Chop the bacon into small pieces and heat a skillet over medium-high heat. Cook the bacon until it’s crispy and golden, then transfer it to a paper towel-lined plate. Leave some rendered bacon fat in the skillet to add flavor to the chicken.
Slice the chicken breasts into thinner pieces, pat them dry, and season with salt, pepper, and garlic powder. Lightly coat each piece in flour, shaking off the excess. Brown the chicken in the skillet with the bacon fat, cooking until golden on both sides. Set the cooked chicken aside on a plate.

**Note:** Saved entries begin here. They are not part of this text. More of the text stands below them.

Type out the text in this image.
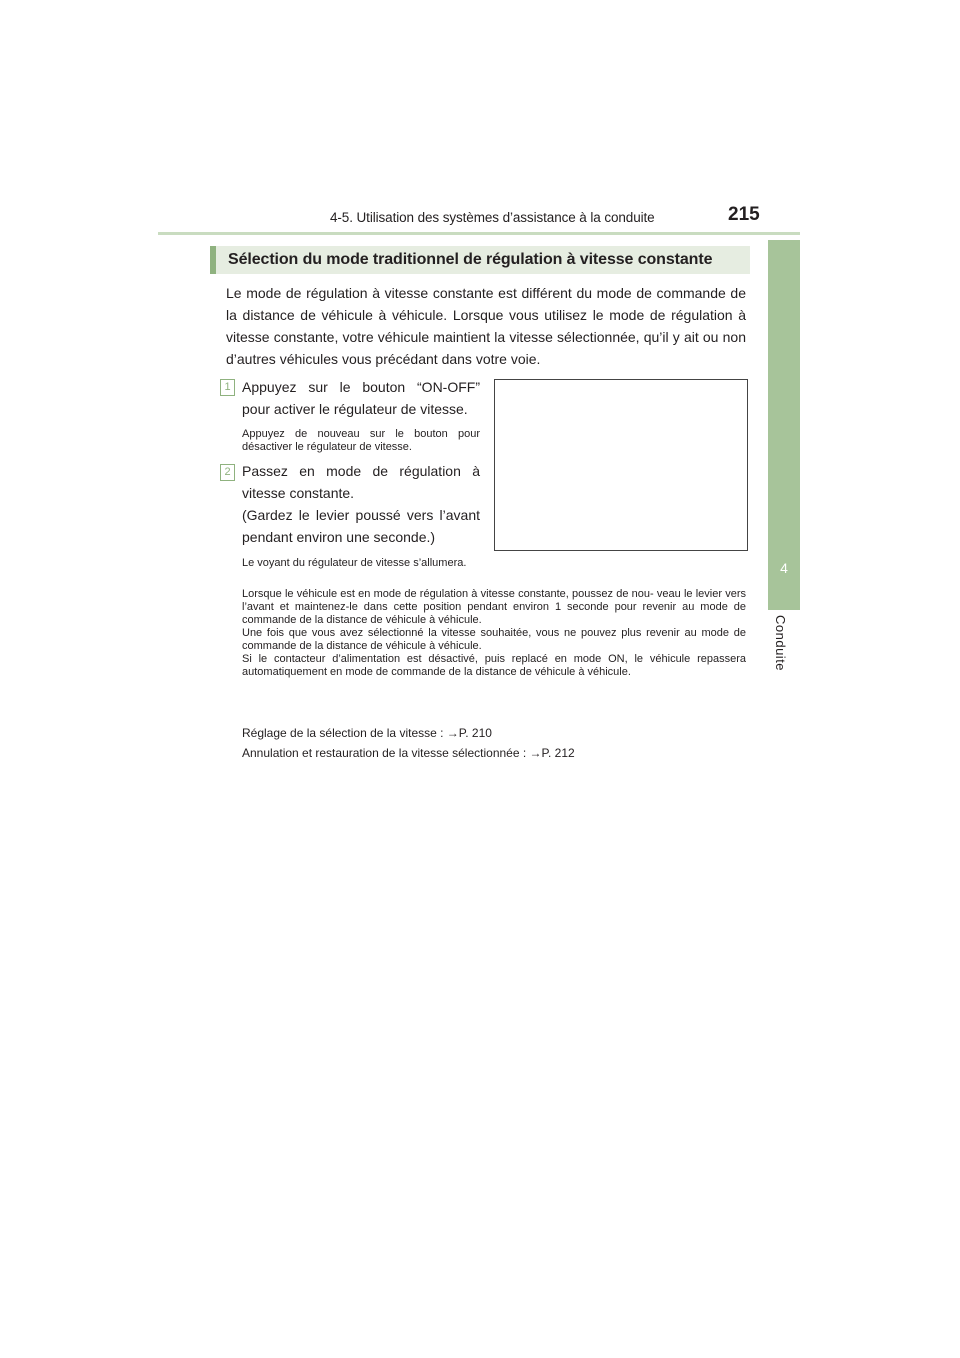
4-5. Utilisation des systèmes d’assistance à la conduite	215
4
Conduite
Sélection du mode traditionnel de régulation à vitesse constante
Le mode de régulation à vitesse constante est différent du mode de commande de la distance de véhicule à véhicule. Lorsque vous utilisez le mode de régulation à vitesse constante, votre véhicule maintient la vitesse sélectionnée, qu’il y ait ou non d’autres véhicules vous précédant dans votre voie.
1 Appuyez sur le bouton “ON-OFF” pour activer le régulateur de vitesse.
Appuyez de nouveau sur le bouton pour désactiver le régulateur de vitesse.
2 Passez en mode de régulation à vitesse constante.
(Gardez le levier poussé vers l’avant pendant environ une seconde.)
Le voyant du régulateur de vitesse s’allumera.

Lorsque le véhicule est en mode de régulation à vitesse constante, poussez de nou- veau le levier vers l’avant et maintenez-le dans cette position pendant environ 1 seconde pour revenir au mode de commande de la distance de véhicule à véhicule.

Une fois que vous avez sélectionné la vitesse souhaitée, vous ne pouvez plus revenir au mode de commande de la distance de véhicule à véhicule.

Si le contacteur d’alimentation est désactivé, puis replacé en mode ON, le véhicule repassera automatiquement en mode de commande de la distance de véhicule à véhicule.

Réglage de la sélection de la vitesse : →P. 210
Annulation et restauration de la vitesse sélectionnée : →P. 212
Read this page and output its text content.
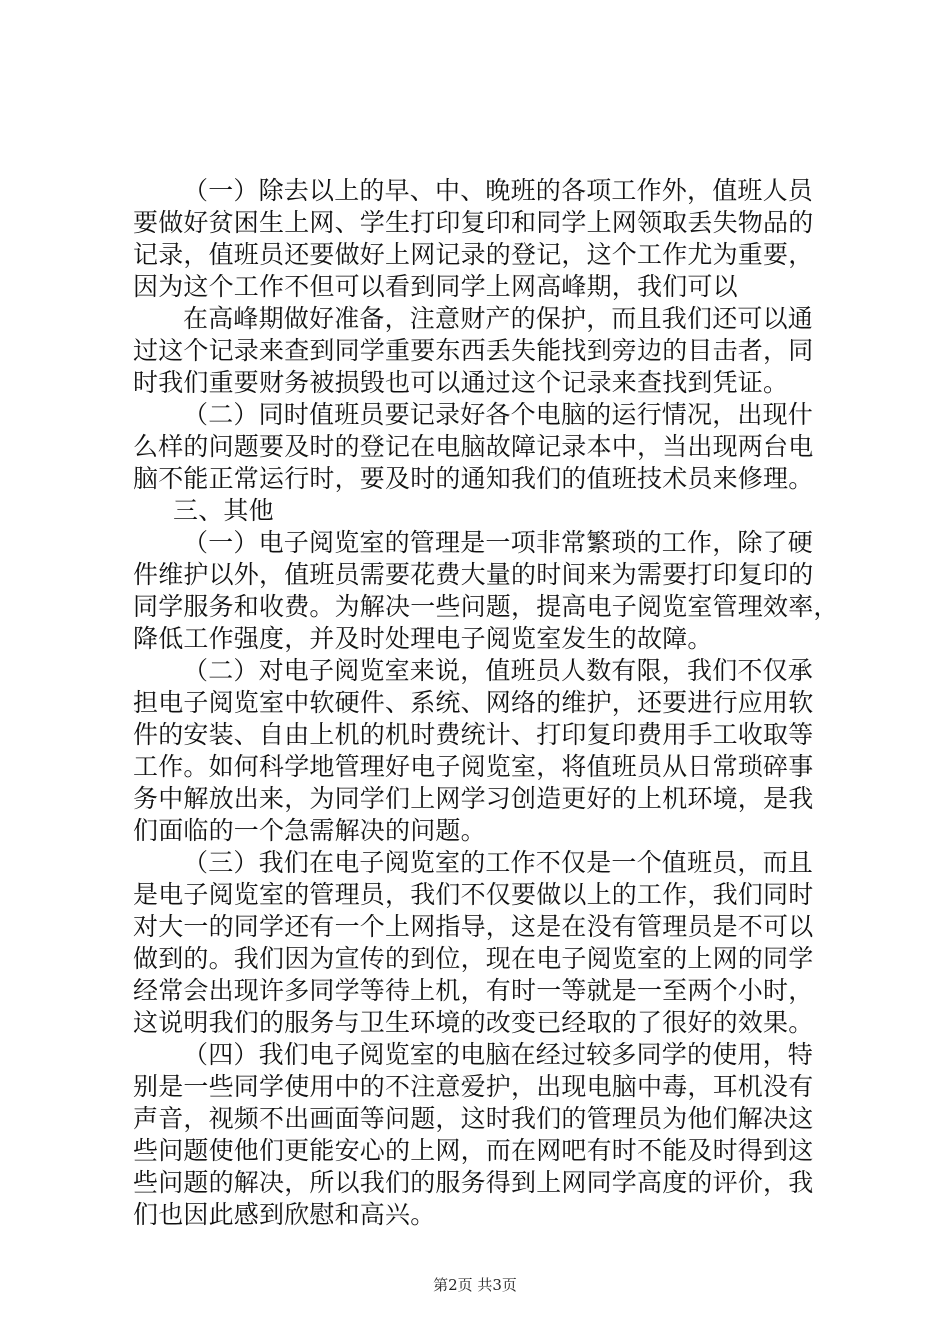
（一）除去以上的早、中、晚班的各项工作外，值班人员
要做好贫困生上网、学生打印复印和同学上网领取丢失物品的
记录，值班员还要做好上网记录的登记，这个工作尤为重要，
因为这个工作不但可以看到同学上网高峰期，我们可以
在高峰期做好准备，注意财产的保护，而且我们还可以通
过这个记录来查到同学重要东西丢失能找到旁边的目击者，同
时我们重要财务被损毁也可以通过这个记录来查找到凭证。
（二）同时值班员要记录好各个电脑的运行情况，出现什
么样的问题要及时的登记在电脑故障记录本中，当出现两台电
脑不能正常运行时，要及时的通知我们的值班技术员来修理。
三、其他
（一）电子阅览室的管理是一项非常繁琐的工作，除了硬
件维护以外，值班员需要花费大量的时间来为需要打印复印的
同学服务和收费。为解决一些问题，提高电子阅览室管理效率，
降低工作强度，并及时处理电子阅览室发生的故障。
（二）对电子阅览室来说，值班员人数有限，我们不仅承
担电子阅览室中软硬件、系统、网络的维护，还要进行应用软
件的安装、自由上机的机时费统计、打印复印费用手工收取等
工作。如何科学地管理好电子阅览室，将值班员从日常琐碎事
务中解放出来，为同学们上网学习创造更好的上机环境，是我
们面临的一个急需解决的问题。
（三）我们在电子阅览室的工作不仅是一个值班员，而且
是电子阅览室的管理员，我们不仅要做以上的工作，我们同时
对大一的同学还有一个上网指导，这是在没有管理员是不可以
做到的。我们因为宣传的到位，现在电子阅览室的上网的同学
经常会出现许多同学等待上机，有时一等就是一至两个小时，
这说明我们的服务与卫生环境的改变已经取的了很好的效果。
（四）我们电子阅览室的电脑在经过较多同学的使用，特
别是一些同学使用中的不注意爱护，出现电脑中毒，耳机没有
声音，视频不出画面等问题，这时我们的管理员为他们解决这
些问题使他们更能安心的上网，而在网吧有时不能及时得到这
些问题的解决，所以我们的服务得到上网同学高度的评价，我
们也因此感到欣慰和高兴。
第2页 共3页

Melt butter in the skillet and add sliced mushrooms. Sprinkle in Italian seasoning and sauté until the mushrooms become tender and golden. Stir in the minced garlic and cook until fragrant, being careful not to burn it.
Pour Riesling wine into the skillet to deglaze it. Scrape up the browned bits for extra flavor and reduce the wine by half. Stir in the heavy cream, allowing the sauce to thicken slightly. Return the cooked chicken and bacon to the skillet, letting them simmer gently in the creamy sauce until the chicken is fully cooked and juicy.
While the sauce simmers, boil the spaghetti until al dente. Drain it and toss with butter and Parmesan cheese for a simple and delicious side.
Plate the chicken over a bed of buttery pasta. Spoon the rich Riesling sauce generously over the dish, and sprinkle with freshly chopped parsley or extra Parmesan for a bright finishing touch. Serve immediately and enjoy!